ライブラリ使わないのだと液肥432、水道水43くらいで近い値になる。

TDS Value:432ppm
TDS Value:432ppm
TDS Value:432ppm
TDS Value:430ppm
TDS Value:428ppm
TDS Value:104ppm
TDS Value:23ppm
TDS Value:0ppm
TDS Value:0ppm
TDS Value:0ppm
TDS Value:2ppm
TDS Value:76ppm
TDS Value:76ppm
TDS Value:76ppm
TDS Value:76ppm
TDS Value:659ppm
TDS Value:1147ppm ←コップの金属の部分に触れた時
TDS Value:1147ppm
TDS Value:1147ppm
TDS Value:1147ppm
TDS Value:1147ppm
TDS Value:1147ppm

TDS Value:43ppm
TDS Value:41ppm

以下、ESP32でテストしたところうまくTDSデータを取得できませんでした。

失敗メモとして書いておきますので必要なければ読み飛ばしてくださいね。

ESP32(ESP-WROOM-32)でテスト

Arduino UNOでうまくいったので、本番環境で使いたいESP32で試してみる。

ボードをESP32 Dev Moduleを選ぶ。

ESP32

ESP32はスケッチを書き込む時にBOOTボタンを押す。

PIN

データはGPIO13ピンにする。

TDS ESP32
+ VIN
GND
A GPIO13

ライブラリ使わないスケッチ

Anarog PinをGPIO13に変更(左下から3番目D13のPIN)

#define TdsSensorPin 13

液肥につけると12293と高い値が出る。水道水だと0になる。

TDS Value:12293ppm
TDS Value:12293ppm
TDS Value:12382ppm

以下の行を1024→4096に変更

      averageVoltage = getMedianNum(analogBufferTemp,SCOUNT) * (float)VREF / 4096.0;

これで、上のほうにある行を5Vから3.3V↓にしても変わらずうまくいかない・・・

#define VREF 3.3

ライブラリありのスケッチ

同様にPINをGPIO13にする。ライブラリもA1→13に直さないといけない。以下のライブラリのあるパスのGravityTDS.cppファイルを編集する。

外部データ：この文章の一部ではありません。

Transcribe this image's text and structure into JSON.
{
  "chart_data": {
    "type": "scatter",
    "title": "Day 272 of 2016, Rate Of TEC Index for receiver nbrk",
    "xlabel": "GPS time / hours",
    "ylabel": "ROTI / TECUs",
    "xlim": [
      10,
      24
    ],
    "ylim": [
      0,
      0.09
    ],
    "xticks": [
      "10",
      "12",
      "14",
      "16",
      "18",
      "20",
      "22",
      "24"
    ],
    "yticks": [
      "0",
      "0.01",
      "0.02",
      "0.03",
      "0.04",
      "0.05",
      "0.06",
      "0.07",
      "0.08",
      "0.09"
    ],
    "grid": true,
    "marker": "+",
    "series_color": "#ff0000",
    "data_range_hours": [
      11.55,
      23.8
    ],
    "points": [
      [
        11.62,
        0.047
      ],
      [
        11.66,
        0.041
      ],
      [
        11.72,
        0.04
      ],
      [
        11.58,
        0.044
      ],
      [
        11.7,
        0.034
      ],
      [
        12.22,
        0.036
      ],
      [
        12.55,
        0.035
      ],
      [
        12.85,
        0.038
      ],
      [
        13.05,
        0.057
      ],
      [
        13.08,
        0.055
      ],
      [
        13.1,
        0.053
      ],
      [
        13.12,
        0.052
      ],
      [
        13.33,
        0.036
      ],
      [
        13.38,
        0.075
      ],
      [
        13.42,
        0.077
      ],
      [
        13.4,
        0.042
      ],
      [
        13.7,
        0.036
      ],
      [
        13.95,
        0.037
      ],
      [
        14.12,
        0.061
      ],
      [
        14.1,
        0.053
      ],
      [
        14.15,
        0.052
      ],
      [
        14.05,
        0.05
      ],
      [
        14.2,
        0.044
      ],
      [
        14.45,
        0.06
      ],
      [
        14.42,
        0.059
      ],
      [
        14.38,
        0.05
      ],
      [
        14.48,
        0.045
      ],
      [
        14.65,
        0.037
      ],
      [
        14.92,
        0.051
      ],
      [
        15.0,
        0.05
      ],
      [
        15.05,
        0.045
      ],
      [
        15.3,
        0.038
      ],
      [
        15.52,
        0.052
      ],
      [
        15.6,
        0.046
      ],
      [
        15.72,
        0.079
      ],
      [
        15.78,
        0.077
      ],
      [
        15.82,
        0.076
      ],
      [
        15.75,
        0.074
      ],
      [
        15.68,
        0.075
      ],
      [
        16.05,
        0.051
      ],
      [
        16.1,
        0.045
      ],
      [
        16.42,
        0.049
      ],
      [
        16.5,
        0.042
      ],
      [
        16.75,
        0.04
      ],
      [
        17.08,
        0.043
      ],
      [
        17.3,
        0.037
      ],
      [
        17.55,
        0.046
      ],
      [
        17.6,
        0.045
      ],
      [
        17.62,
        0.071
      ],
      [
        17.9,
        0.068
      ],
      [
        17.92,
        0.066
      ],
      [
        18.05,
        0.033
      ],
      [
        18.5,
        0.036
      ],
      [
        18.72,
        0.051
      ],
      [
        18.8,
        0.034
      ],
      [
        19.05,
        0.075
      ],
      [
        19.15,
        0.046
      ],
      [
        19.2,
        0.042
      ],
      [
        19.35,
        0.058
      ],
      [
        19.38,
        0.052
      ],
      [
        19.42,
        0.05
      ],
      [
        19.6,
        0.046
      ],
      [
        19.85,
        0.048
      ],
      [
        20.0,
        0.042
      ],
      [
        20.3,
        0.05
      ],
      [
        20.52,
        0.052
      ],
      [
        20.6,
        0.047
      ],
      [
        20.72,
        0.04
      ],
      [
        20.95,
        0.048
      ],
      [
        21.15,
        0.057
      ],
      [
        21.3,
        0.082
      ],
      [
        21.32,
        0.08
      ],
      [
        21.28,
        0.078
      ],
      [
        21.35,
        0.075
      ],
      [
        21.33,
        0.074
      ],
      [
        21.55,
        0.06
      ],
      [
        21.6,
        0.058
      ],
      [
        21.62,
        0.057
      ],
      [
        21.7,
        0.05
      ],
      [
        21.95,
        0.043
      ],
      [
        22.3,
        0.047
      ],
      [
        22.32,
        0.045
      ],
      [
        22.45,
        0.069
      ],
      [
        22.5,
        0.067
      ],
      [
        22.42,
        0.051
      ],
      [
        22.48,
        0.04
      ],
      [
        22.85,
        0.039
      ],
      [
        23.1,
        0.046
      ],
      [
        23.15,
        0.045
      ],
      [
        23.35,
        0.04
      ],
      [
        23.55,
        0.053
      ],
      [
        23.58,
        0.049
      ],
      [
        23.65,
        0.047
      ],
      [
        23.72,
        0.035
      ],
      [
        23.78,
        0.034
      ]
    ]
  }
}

C:\Users\User名\Documents\Arduino\libraries\GravityTDS-master\GravityTDS.cpp

以下の行を13に変更

this->pin = 13;

キャリブレーションする。

TDS

Calで値を送信しても受け付けてくれず・・・ESP32をリセットしてもダメだった。ううん

以下の行を5→3.3に、1024→4096にして再度試すとキャリブレーションで「cal:474」を送信したら成功したが、水道水だとまだ0ppmのまま・・・

    gravityTds.setAref(3.3);  //reference voltage on ADC, default 5.0V on Arduino UNO
    gravityTds.setAdcRange(4096);  //1024 for 10bit ADC;4096 for 12bit ADC

ESP32のADCは12BITらしい。なので4096にする。4094で3.3V・5Vにしてもダメだった。

ということで、残念ながら現状ではESP32でTDSセンサーを使えませんでした。

Arduino UNO Wifi Rev2で試してみる

Arduino UNOでWifi接続してデータ送信

WifiがついたArduino UNOを買って、計測したTDSデータをWifiで送信できるようにしました。

Arduino UNO Wifi Rev2でWifiやデータをInfluxDBに投げるまでは書いてありますので省略します。

DFRobotのセンサーを使うためにArduino UNO Wifi Rev2を使ってみる
DFRobotのセンサーなどを使う場合は主にArduino UNOを使っていて、スケッチもArduino UNO用のスケッチなのでESP32やESP8266だとうまく動かない(試した限りでは動かなかった)。動くかもしれませんが、自分は詳しく

ライブラリありのスケッチで再度テスト

  • 水道水:TDSテスター・TDSセンサーともに38ppmで同じ。
  • 液肥:TDSテスターでの計測は577ppmの時にTDSセンサーだと538ppm。少し誤差はありますが許容範囲といったところでしょうか?

温度も一緒に計測すればより値が正確になりそうです。

以上、最終的にTDSセンサーとArduino UNO WIFI Rev2でデータ取得成功しました。